3- SÜNNET: Allahü teâlânın açıkca bildirmeyip, yalnız
Peygamber efendimizin yapılmasını övdüğü, yâhud devâm üzere kendisinin yapdığı
veyâhud yapılırken görüp de mâni’ olmadığı şeylere “Sünnet” denir. Sünneti
beğenmemek küfrdür. Beğenip de yapmıyana azâb olmaz. Fekat özrsüz ve devâmlı
terk eden itâba, azarlanmaya ve sevâbından mahrûm olmaya lâyık olur. Meselâ,
Ezân okumak, ikâmet getirmek, cemâ’at ile namâz kılmak, abdest alırken misvâk
kullanmak, evlendiği gece
yemek yidirmek ve çocuğunu sünnet etdirmek gibi.
Sünnet iki çeşiddir:
Sünnet-i Müekkede: Peygamber efendimizin devâmlı yapdıkları,
pek az terketdikleri kuvvetli sünnetlerdir. Sabâh namâzının sünneti, öğlenin
ilk ve son sünnetleri, akşam
namâzının sünneti, yatsı namâzının son iki rek’at sünneti böyledir. Bu sünnetler,
aslâ özrsüz terk olunmaz. Beğenmeyen kâfir olur.

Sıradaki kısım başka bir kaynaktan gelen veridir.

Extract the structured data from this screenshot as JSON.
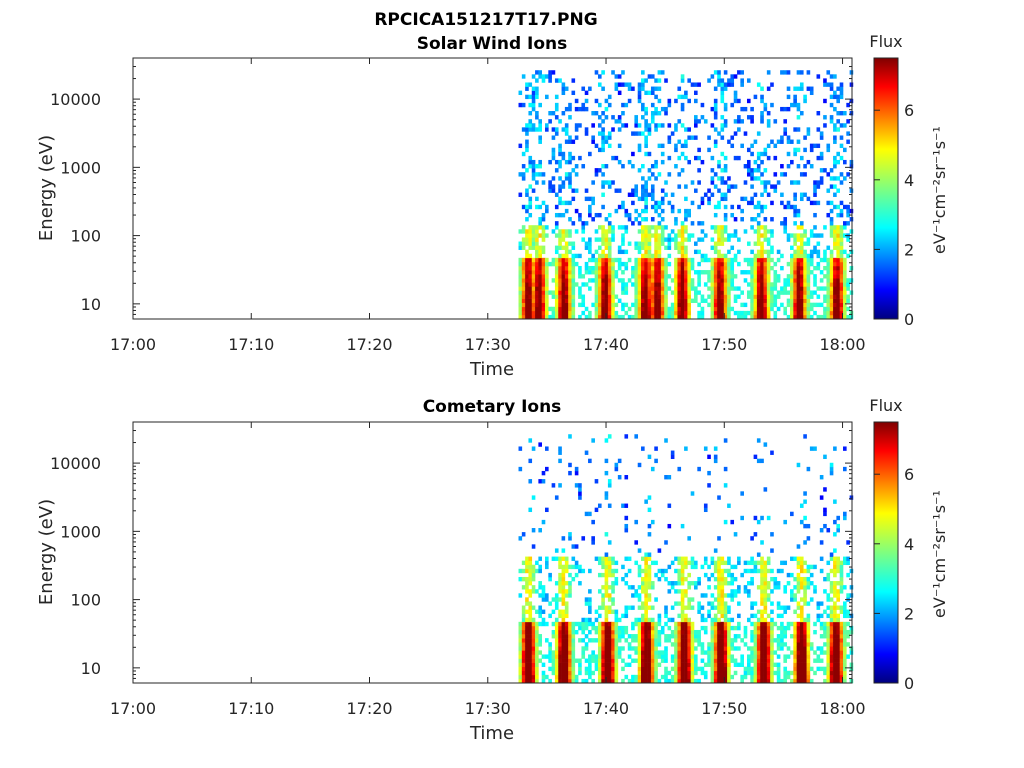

Sünnet-i Gayr-i Müekkede: Peygamber efendimizin, ibâdet
maksâdı ile arasıra yapdıklarıdır. İkindi ve yatsı namâzlarının dört rek’atlık
ilk sünnetleri böyledir. Bunlar çok kerre terk olunursa, bir şey lâzım gelmez.

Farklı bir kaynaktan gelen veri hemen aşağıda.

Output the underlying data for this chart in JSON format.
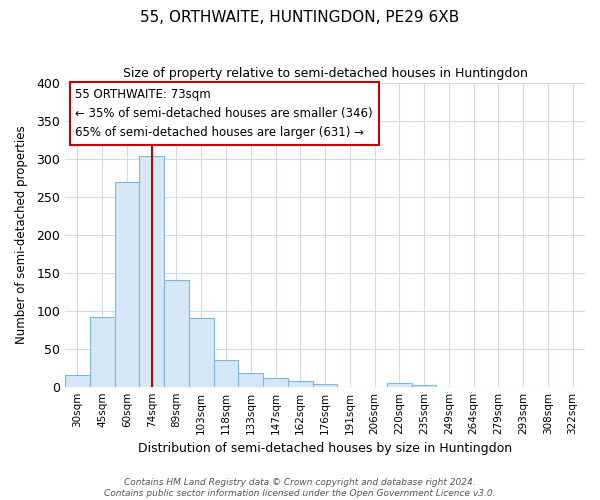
{
  "title": "55, ORTHWAITE, HUNTINGDON, PE29 6XB",
  "subtitle": "Size of property relative to semi-detached houses in Huntingdon",
  "xlabel": "Distribution of semi-detached houses by size in Huntingdon",
  "ylabel": "Number of semi-detached properties",
  "categories": [
    "30sqm",
    "45sqm",
    "60sqm",
    "74sqm",
    "89sqm",
    "103sqm",
    "118sqm",
    "133sqm",
    "147sqm",
    "162sqm",
    "176sqm",
    "191sqm",
    "206sqm",
    "220sqm",
    "235sqm",
    "249sqm",
    "264sqm",
    "279sqm",
    "293sqm",
    "308sqm",
    "322sqm"
  ],
  "values": [
    15,
    92,
    270,
    304,
    141,
    91,
    35,
    18,
    12,
    8,
    4,
    0,
    0,
    5,
    2,
    0,
    0,
    0,
    0,
    0,
    0
  ],
  "bar_color": "#d6e8f7",
  "bar_edge_color": "#7bb8e0",
  "vline_x_index": 3,
  "vline_color": "#cc0000",
  "ylim": [
    0,
    400
  ],
  "yticks": [
    0,
    50,
    100,
    150,
    200,
    250,
    300,
    350,
    400
  ],
  "annotation_title": "55 ORTHWAITE: 73sqm",
  "annotation_line1": "← 35% of semi-detached houses are smaller (346)",
  "annotation_line2": "65% of semi-detached houses are larger (631) →",
  "annotation_box_facecolor": "#ffffff",
  "annotation_box_edgecolor": "#cc0000",
  "footer_line1": "Contains HM Land Registry data © Crown copyright and database right 2024.",
  "footer_line2": "Contains public sector information licensed under the Open Government Licence v3.0.",
  "background_color": "#ffffff",
  "plot_bg_color": "#ffffff",
  "grid_color": "#d0dce8",
  "title_fontsize": 11,
  "subtitle_fontsize": 9
}
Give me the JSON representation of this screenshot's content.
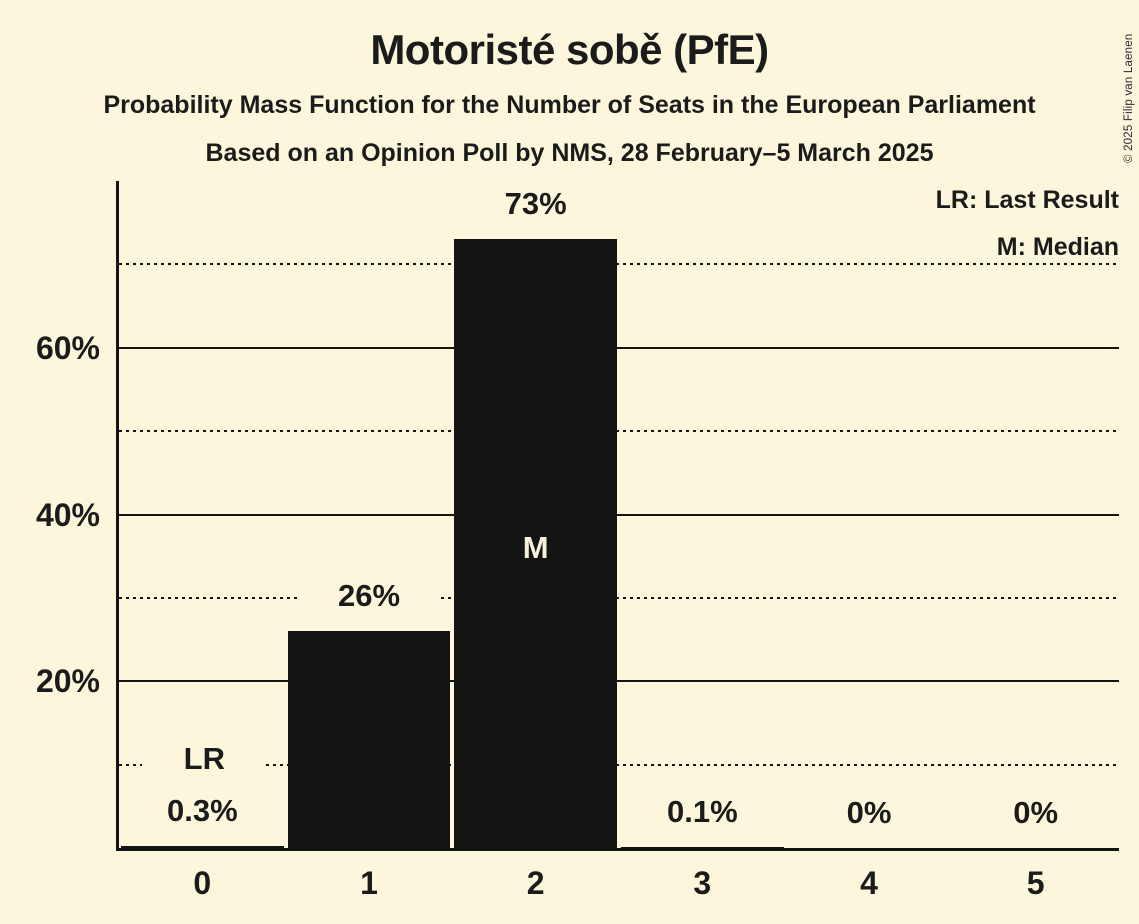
{
  "page": {
    "background_color": "#FCF7DC",
    "text_color": "#1B1B1B"
  },
  "header": {
    "title": "Motoristé sobě (PfE)",
    "subtitle1": "Probability Mass Function for the Number of Seats in the European Parliament",
    "subtitle2": "Based on an Opinion Poll by NMS, 28 February–5 March 2025"
  },
  "legend": {
    "lr": "LR: Last Result",
    "m": "M: Median"
  },
  "copyright": "© 2025 Filip van Laenen",
  "chart_data": {
    "type": "bar",
    "title": "Motoristé sobě (PfE)",
    "categories": [
      "0",
      "1",
      "2",
      "3",
      "4",
      "5"
    ],
    "values": [
      0.3,
      26,
      73,
      0.1,
      0,
      0
    ],
    "value_labels": [
      "0.3%",
      "26%",
      "73%",
      "0.1%",
      "0%",
      "0%"
    ],
    "ylim": [
      0,
      80
    ],
    "y_ticks": [
      {
        "value": 20,
        "label": "20%"
      },
      {
        "value": 40,
        "label": "40%"
      },
      {
        "value": 60,
        "label": "60%"
      }
    ],
    "solid_gridlines": [
      20,
      40,
      60
    ],
    "dotted_gridlines": [
      10,
      30,
      50,
      70
    ],
    "grid": true,
    "legend_position": "top-right",
    "bar_color": "#141414",
    "median": {
      "category_index": 2,
      "label": "M",
      "label_color": "#F7F1DC"
    },
    "last_result": {
      "category_index": 0,
      "label": "LR"
    }
  }
}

Özrsüz olarak büsbütün terk olunursa itâba ve şefâ’atden mahrûm olmaya sebeb
olur.
Beş-on kimseden birisi işlese, diğer müslimânlardan sâkıt
olan sünnetlere de “Sünnet-i alel-kifâye” denir. Selâm vermek, i’tikâfa girmek
gibi. Abdest almağa, yimeğe, içmeğe ve her mübârek işe başlarken besmele çekmek
sünnetdir.
4- MÜSTEHAB: Buna, mendub, âdâb da denir. Sünnet-i gayr-i
müekkede hükmündedir. Peygamber efendimizin ömründe bir iki kerre dahî olsa
yapdıkları ve sevdikleri, beğendikleri husûslardır. Yeni doğan çocuğa yedinci
gün ism koymak, erkek ve kız çocuğu için akîka hayvanı kesmek, güzel giyinmek,
güzel koku sürünmek müstehabdır. Bunları yapana çok sevâb verilir. İşlemeyene
azâb olmaz. Şefâ’atden mahrûm kalmak da olmaz.

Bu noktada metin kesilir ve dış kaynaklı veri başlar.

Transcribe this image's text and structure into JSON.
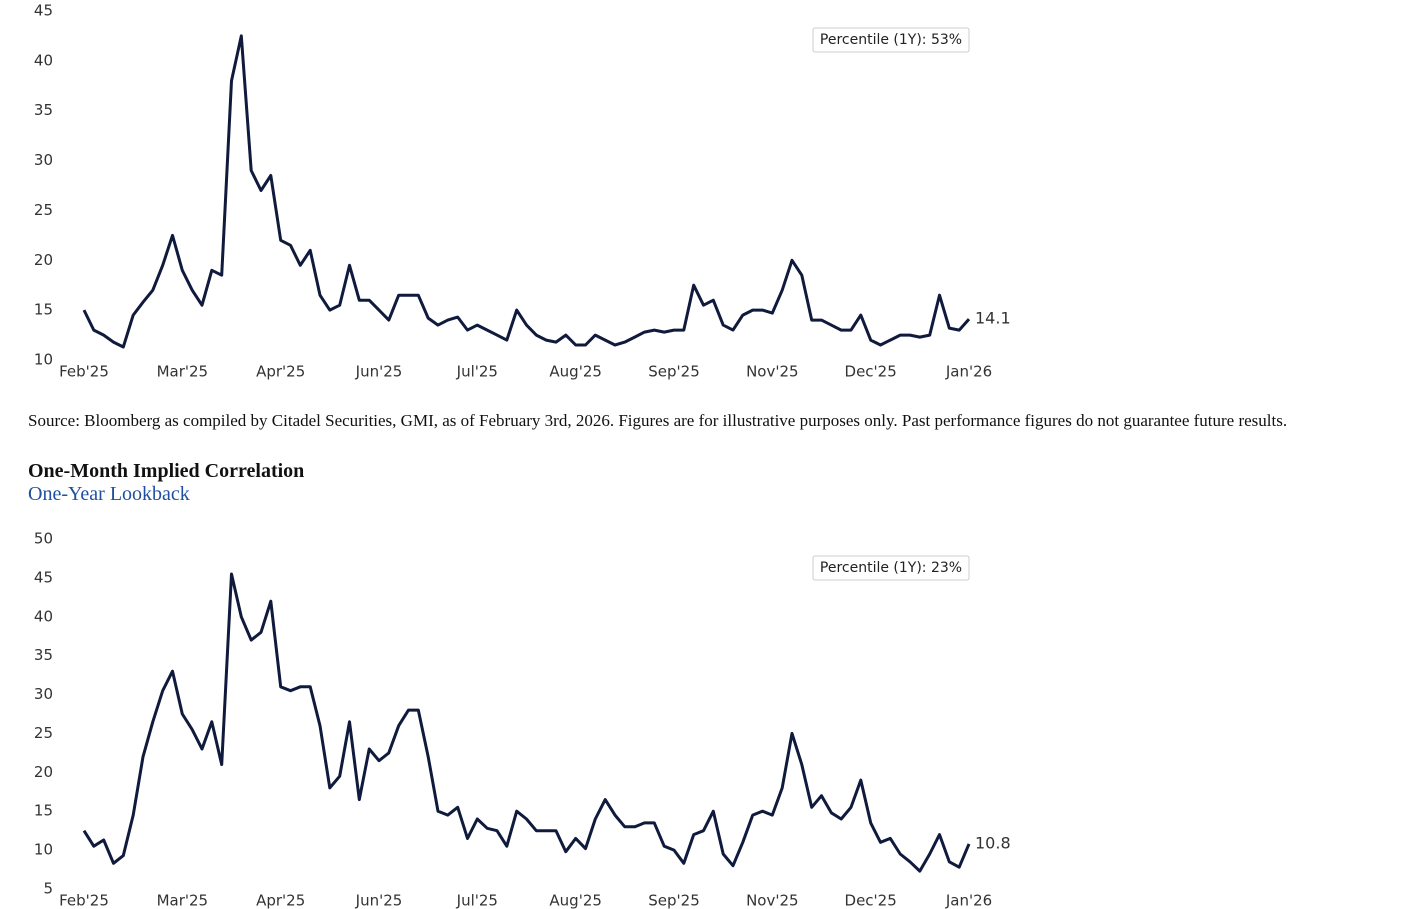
{
  "chart_data": [
    {
      "type": "line",
      "annotation": "Percentile (1Y): 53%",
      "source": "Source: Bloomberg as compiled by Citadel Securities, GMI, as of February 3rd, 2026. Figures are for illustrative purposes only. Past performance figures do not guarantee future results.",
      "color": "#0f1a3c",
      "xlim": [
        0,
        90
      ],
      "xticks": [
        {
          "value": 0,
          "label": "Feb'25"
        },
        {
          "value": 10,
          "label": "Mar'25"
        },
        {
          "value": 20,
          "label": "Apr'25"
        },
        {
          "value": 30,
          "label": "Jun'25"
        },
        {
          "value": 40,
          "label": "Jul'25"
        },
        {
          "value": 50,
          "label": "Aug'25"
        },
        {
          "value": 60,
          "label": "Sep'25"
        },
        {
          "value": 70,
          "label": "Nov'25"
        },
        {
          "value": 80,
          "label": "Dec'25"
        },
        {
          "value": 90,
          "label": "Jan'26"
        }
      ],
      "ylim": [
        10,
        45
      ],
      "yticks": [
        10,
        15,
        20,
        25,
        30,
        35,
        40,
        45
      ],
      "values": [
        15,
        13,
        12.5,
        11.8,
        11.3,
        14.5,
        15.8,
        17,
        19.5,
        22.5,
        19,
        17,
        15.5,
        19,
        18.5,
        38,
        42.5,
        29,
        27,
        28.5,
        22,
        21.5,
        19.5,
        21,
        16.5,
        15,
        15.5,
        19.5,
        16,
        16,
        15,
        14,
        16.5,
        16.5,
        16.5,
        14.2,
        13.5,
        14,
        14.3,
        13,
        13.5,
        13,
        12.5,
        12,
        15,
        13.5,
        12.5,
        12,
        11.8,
        12.5,
        11.5,
        11.5,
        12.5,
        12,
        11.5,
        11.8,
        12.3,
        12.8,
        13,
        12.8,
        13,
        13,
        17.5,
        15.5,
        16,
        13.5,
        13,
        14.5,
        15,
        15,
        14.7,
        17,
        20,
        18.5,
        14,
        14,
        13.5,
        13,
        13,
        14.5,
        12,
        11.5,
        12,
        12.5,
        12.5,
        12.3,
        12.5,
        16.5,
        13.2,
        13,
        14.1
      ]
    },
    {
      "type": "line",
      "title": "One-Month Implied Correlation",
      "subtitle": "One-Year Lookback",
      "annotation": "Percentile (1Y): 23%",
      "color": "#0f1a3c",
      "xlim": [
        0,
        90
      ],
      "xticks": [
        {
          "value": 0,
          "label": "Feb'25"
        },
        {
          "value": 10,
          "label": "Mar'25"
        },
        {
          "value": 20,
          "label": "Apr'25"
        },
        {
          "value": 30,
          "label": "Jun'25"
        },
        {
          "value": 40,
          "label": "Jul'25"
        },
        {
          "value": 50,
          "label": "Aug'25"
        },
        {
          "value": 60,
          "label": "Sep'25"
        },
        {
          "value": 70,
          "label": "Nov'25"
        },
        {
          "value": 80,
          "label": "Dec'25"
        },
        {
          "value": 90,
          "label": "Jan'26"
        }
      ],
      "ylim": [
        5,
        50
      ],
      "yticks": [
        5,
        10,
        15,
        20,
        25,
        30,
        35,
        40,
        45,
        50
      ],
      "values": [
        12.5,
        10.5,
        11.3,
        8.3,
        9.3,
        14.5,
        22,
        26.5,
        30.5,
        33,
        27.5,
        25.5,
        23,
        26.5,
        21,
        45.5,
        40,
        37,
        38,
        42,
        31,
        30.5,
        31,
        31,
        26,
        18,
        19.5,
        26.5,
        16.5,
        23,
        21.5,
        22.5,
        26,
        28,
        28,
        22,
        15,
        14.5,
        15.5,
        11.5,
        14,
        12.8,
        12.5,
        10.5,
        15,
        14,
        12.5,
        12.5,
        12.5,
        9.8,
        11.5,
        10.2,
        14,
        16.5,
        14.5,
        13,
        13,
        13.5,
        13.5,
        10.5,
        10,
        8.3,
        12,
        12.5,
        15,
        9.5,
        8,
        11,
        14.5,
        15,
        14.5,
        18,
        25,
        21,
        15.5,
        17,
        14.8,
        14,
        15.5,
        19,
        13.5,
        11,
        11.5,
        9.5,
        8.5,
        7.3,
        9.5,
        12,
        8.5,
        7.8,
        10.8
      ]
    }
  ]
}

5- MUBÂH: Yapılması emr olunmayan ve yasak da edilmeyen
şeylere mubâh denir. Ya’nî günâh veyâ tâ’at olduğu bildirilmemiş olan işlerdir.
İyi niyyetle işlenmesinde sevâb, kötü niyetle işlenmesinde azâb vardır. Uyumak,
halâlinden çeşidli yemekler yimek, halâl olmak şartıyle türlü elbise giymek
gibi işler, mubâhdırlar. Bunlar, İslâmiyyete uymak, emrlere sarılmak niyyetiyle
yapılırsa sevâb olurlar. Sıhhatli olup, ibâdet yapmaya niyyet ederek, yimek
içmek böyledir.
6- HARÂM: Allahü teâlânın, Kur’ân-ı kerîmde, “yapmayınız”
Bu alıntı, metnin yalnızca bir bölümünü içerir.